Jakarta, FORTUNE - Spesimen dinosaurus predator berusia 150 juta tahun akan dilelang oleh Sotheby’s dengan taksiran harga antara US$4 juta hingga 6 juta atau sekitar Rp64–96 miliar. Sejumlah ahli paleontologi mengkhawatirkan dampaknya terhadap pasar fosil global.
Pada 1999, Brock Sisson—remaja berusia 16 tahun yang bekerja di Museum of Ancient Life, Utah—diberikan sebuah kotak yang berisi rahang atas dan tanduk hidung Ceratosaurus muda. Spesimen itu kini menjadi pusat perhatian dunia paleontologi.
Fosil tersebut ditemukan pada 1996 dekat Bone Cabin Quarry, Wyoming, dan merupakan satu-satunya kerangka Ceratosaurus muda yang pernah ditemukan. Panjangnya 3 meter dan memiliki tengkorak lengkap yang terdiri dari 57 tulang tipis. Sotheby’s akan melelang fosil ini pada 16 Juli 2025.
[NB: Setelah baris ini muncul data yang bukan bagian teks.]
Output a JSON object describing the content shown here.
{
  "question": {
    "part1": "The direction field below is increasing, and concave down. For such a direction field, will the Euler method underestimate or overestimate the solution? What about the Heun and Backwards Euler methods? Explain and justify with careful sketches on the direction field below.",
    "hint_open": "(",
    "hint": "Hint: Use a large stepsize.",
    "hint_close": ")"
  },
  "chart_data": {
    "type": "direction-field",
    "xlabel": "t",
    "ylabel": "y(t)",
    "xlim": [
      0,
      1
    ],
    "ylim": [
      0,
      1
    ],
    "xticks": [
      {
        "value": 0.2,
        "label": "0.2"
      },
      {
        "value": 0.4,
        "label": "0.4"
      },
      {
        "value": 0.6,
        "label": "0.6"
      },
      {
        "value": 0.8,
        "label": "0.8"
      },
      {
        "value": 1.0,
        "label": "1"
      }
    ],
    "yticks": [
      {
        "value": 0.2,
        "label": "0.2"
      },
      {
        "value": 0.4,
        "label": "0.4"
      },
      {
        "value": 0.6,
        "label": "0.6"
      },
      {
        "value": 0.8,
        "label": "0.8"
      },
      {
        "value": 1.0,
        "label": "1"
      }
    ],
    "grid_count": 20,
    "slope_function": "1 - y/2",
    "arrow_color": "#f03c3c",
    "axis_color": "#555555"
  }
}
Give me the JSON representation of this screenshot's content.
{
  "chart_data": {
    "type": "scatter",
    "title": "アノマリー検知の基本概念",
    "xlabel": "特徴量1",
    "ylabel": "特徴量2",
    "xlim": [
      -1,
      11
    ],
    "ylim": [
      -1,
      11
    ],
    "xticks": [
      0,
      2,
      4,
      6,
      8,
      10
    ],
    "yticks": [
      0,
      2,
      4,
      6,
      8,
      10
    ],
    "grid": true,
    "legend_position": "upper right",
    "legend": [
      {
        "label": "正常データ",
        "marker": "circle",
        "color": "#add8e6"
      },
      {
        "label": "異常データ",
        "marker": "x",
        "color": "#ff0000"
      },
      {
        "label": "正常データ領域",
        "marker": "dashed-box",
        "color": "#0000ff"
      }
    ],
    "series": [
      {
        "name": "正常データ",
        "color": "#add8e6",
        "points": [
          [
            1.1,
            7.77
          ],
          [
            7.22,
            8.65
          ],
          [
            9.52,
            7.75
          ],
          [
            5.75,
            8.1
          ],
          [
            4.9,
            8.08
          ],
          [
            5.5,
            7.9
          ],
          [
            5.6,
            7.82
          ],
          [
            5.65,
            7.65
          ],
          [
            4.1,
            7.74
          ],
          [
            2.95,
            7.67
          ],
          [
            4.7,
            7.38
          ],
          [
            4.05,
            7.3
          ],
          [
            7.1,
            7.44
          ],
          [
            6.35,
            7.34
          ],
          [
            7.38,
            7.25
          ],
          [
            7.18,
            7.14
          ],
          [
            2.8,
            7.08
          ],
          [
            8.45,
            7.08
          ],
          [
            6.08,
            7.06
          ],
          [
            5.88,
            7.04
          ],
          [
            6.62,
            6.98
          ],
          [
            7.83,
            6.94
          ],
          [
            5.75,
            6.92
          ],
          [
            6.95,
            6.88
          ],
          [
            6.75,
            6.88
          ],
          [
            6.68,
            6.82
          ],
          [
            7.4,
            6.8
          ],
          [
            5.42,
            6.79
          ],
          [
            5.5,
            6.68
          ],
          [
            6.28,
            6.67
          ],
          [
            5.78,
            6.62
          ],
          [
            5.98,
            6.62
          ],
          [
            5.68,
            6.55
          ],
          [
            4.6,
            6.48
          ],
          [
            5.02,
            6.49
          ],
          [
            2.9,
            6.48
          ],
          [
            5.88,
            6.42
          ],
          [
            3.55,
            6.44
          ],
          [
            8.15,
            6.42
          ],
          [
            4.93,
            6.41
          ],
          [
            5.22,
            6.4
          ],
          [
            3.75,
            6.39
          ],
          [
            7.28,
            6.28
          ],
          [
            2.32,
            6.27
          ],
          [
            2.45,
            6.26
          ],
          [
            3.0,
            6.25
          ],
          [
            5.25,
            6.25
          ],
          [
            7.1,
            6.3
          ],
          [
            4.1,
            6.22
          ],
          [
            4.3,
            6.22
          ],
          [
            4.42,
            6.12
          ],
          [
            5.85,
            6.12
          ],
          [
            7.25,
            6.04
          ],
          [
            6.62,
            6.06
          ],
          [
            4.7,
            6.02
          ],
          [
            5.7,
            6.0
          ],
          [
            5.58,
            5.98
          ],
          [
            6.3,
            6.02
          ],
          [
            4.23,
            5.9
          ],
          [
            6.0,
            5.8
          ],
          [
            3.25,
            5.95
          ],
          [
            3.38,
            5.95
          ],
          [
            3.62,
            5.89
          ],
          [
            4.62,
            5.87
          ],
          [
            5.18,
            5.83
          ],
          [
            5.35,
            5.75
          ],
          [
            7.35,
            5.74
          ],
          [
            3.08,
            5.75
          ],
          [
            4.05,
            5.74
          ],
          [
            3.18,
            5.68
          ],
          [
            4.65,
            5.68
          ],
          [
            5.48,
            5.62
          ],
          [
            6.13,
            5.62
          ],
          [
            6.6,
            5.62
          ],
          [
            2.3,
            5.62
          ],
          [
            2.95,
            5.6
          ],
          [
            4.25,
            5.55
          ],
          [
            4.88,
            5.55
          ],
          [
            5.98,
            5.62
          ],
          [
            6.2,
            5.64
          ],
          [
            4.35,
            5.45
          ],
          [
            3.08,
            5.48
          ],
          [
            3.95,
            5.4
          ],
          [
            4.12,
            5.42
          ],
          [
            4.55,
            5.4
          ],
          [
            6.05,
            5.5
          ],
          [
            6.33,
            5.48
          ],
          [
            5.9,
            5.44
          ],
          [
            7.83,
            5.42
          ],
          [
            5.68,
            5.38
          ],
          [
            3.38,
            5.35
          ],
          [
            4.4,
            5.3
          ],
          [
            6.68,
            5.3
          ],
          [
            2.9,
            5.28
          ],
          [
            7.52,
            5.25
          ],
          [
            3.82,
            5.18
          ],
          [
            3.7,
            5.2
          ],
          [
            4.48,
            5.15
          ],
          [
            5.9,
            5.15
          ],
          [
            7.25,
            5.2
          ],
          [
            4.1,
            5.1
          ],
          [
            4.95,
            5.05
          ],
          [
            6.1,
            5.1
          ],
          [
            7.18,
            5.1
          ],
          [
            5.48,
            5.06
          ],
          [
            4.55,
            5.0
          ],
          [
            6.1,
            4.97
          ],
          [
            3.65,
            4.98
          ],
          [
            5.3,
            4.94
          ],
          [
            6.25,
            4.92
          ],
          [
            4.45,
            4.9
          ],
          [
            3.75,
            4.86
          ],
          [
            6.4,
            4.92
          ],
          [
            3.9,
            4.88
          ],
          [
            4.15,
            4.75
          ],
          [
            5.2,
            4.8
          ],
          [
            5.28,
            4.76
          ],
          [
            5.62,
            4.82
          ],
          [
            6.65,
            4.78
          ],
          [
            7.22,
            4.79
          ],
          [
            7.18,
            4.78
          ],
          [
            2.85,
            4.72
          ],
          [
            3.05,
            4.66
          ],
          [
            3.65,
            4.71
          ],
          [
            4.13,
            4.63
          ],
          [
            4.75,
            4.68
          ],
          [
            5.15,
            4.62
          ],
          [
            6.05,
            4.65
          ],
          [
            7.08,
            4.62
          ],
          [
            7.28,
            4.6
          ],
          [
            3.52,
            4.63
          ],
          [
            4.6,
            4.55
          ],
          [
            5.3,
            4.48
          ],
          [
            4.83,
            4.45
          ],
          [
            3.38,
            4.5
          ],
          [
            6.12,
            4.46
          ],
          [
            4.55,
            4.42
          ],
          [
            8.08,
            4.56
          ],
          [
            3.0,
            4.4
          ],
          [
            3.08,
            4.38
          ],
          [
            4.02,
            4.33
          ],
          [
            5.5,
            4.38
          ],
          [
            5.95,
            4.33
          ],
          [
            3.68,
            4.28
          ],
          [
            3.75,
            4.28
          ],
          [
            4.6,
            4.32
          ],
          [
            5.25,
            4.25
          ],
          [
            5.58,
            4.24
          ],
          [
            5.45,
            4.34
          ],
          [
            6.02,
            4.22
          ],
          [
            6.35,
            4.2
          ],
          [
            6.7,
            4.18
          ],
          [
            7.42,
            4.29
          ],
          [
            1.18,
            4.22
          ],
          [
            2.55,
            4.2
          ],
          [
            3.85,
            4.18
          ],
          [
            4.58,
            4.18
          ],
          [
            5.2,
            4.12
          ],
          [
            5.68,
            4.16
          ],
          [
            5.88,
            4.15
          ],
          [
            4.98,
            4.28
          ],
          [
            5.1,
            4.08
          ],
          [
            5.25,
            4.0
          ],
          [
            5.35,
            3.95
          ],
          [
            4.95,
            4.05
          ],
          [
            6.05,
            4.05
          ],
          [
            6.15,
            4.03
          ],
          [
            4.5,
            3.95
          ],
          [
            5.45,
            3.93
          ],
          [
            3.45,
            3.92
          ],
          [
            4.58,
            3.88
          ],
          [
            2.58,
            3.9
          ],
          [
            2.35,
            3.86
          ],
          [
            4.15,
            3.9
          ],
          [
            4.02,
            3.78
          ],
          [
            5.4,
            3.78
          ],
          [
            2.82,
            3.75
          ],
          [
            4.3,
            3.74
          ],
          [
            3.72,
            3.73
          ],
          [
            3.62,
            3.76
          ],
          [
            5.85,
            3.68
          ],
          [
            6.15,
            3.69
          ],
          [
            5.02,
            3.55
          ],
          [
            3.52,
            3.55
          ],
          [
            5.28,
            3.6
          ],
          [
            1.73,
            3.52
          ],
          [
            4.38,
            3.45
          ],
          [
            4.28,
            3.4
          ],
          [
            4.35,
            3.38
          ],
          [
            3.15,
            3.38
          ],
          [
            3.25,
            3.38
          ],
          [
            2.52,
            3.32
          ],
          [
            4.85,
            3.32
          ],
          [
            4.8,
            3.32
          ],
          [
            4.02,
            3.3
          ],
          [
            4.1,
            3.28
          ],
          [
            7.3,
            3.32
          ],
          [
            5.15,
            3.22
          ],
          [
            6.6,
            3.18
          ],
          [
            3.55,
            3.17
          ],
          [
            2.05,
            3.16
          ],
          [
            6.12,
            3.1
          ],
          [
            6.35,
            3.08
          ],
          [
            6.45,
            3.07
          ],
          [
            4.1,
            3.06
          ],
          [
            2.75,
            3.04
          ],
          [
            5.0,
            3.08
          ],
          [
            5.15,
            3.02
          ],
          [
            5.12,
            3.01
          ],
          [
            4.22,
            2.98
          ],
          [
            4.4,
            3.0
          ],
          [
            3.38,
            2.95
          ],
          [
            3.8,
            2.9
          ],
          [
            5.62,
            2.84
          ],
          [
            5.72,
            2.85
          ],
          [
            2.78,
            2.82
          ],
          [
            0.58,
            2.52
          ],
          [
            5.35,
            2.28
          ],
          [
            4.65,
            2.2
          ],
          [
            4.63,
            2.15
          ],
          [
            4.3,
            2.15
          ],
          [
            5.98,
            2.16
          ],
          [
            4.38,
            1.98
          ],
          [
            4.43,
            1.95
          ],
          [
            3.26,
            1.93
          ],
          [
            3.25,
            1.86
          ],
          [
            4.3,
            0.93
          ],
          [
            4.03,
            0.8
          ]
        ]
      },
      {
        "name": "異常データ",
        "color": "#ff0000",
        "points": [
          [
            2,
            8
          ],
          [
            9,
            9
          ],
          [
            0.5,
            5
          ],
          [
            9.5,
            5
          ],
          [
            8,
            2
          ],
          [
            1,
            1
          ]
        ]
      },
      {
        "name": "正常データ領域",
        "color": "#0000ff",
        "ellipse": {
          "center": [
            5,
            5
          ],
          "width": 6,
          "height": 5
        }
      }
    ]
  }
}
“Secara ilmiah, ini spesimen yang sangat menarik, tapi saat itu seperti hanya dibiarkan dan tidak mendapat perhatian,” kata Sisson, yang kini memiliki perusahaan paleontologi komersial, Fossilogic, melansir New York Times (17/6).
Museum of Ancient Life menjual fosil tersebut kepada Sisson pada 2024, tapi tidak mengungkap nilai transaksinya. CEO Thanksgiving Point, McKay Christensen, menyatakan bahwa keputusan penjualan diambil dengan “persetujuan bulat” dewan pengawas, dan hasil penjualan digunakan untuk menjaga keberlanjutan museum.
“Ceratosaurus muda ini benar-benar spesimen yang luar biasa,” kata Cassandra Hatton dari Sotheby’s. Ia menyebutkan bahwa karena museum tidak memiliki akreditasi sebagai repositori publik, spesimen belum pernah diteliti secara lengkap. Sotheby’s menekankan peran lelang dalam mempertemukan fosil penting dengan lembaga publik, merujuk pada kasus “Sue” si T. rex dan “Apex” si stegosaurus.
Fosil tersebut telah direkonstruksi menggunakan cetakan 3D, tulang-tulang yang hilang digantikan dengan pahatan, dan tulang asli dipasang di dudukan logam berkualitas tinggi agar mudah dilepas untuk penelitian. Lelang ini juga akan disertai dokumentasi lengkap termasuk catatan penggalian oleh Western Paleontological Laboratories dan proses rekonstruksi Sisson. Hatton menyebut dokumentasi ini menjaga integritas ilmiah sekaligus meningkatkan nilai komersialnya.
Lelang fosil masih jadi kontroversi
Namun, tidak semua pihak menyambut positif. Andre LuJan, presiden Association of Applied Paleontology, mengkhawatirkan dampak “efek Apex” setelah penjualan stegosaurus tahun lalu. Harga sewa lahan untuk penggalian kini naik, menyulitkan baik peneliti akademik maupun komersial.
“Pemilik tanah melihat pasar naik dan berpikir, ‘Oh, kita belum cukup tinggi mengenakan biaya sewa.’. Tapi mereka tidak paham betapa volatilnya pasar ini," ujar LuJan.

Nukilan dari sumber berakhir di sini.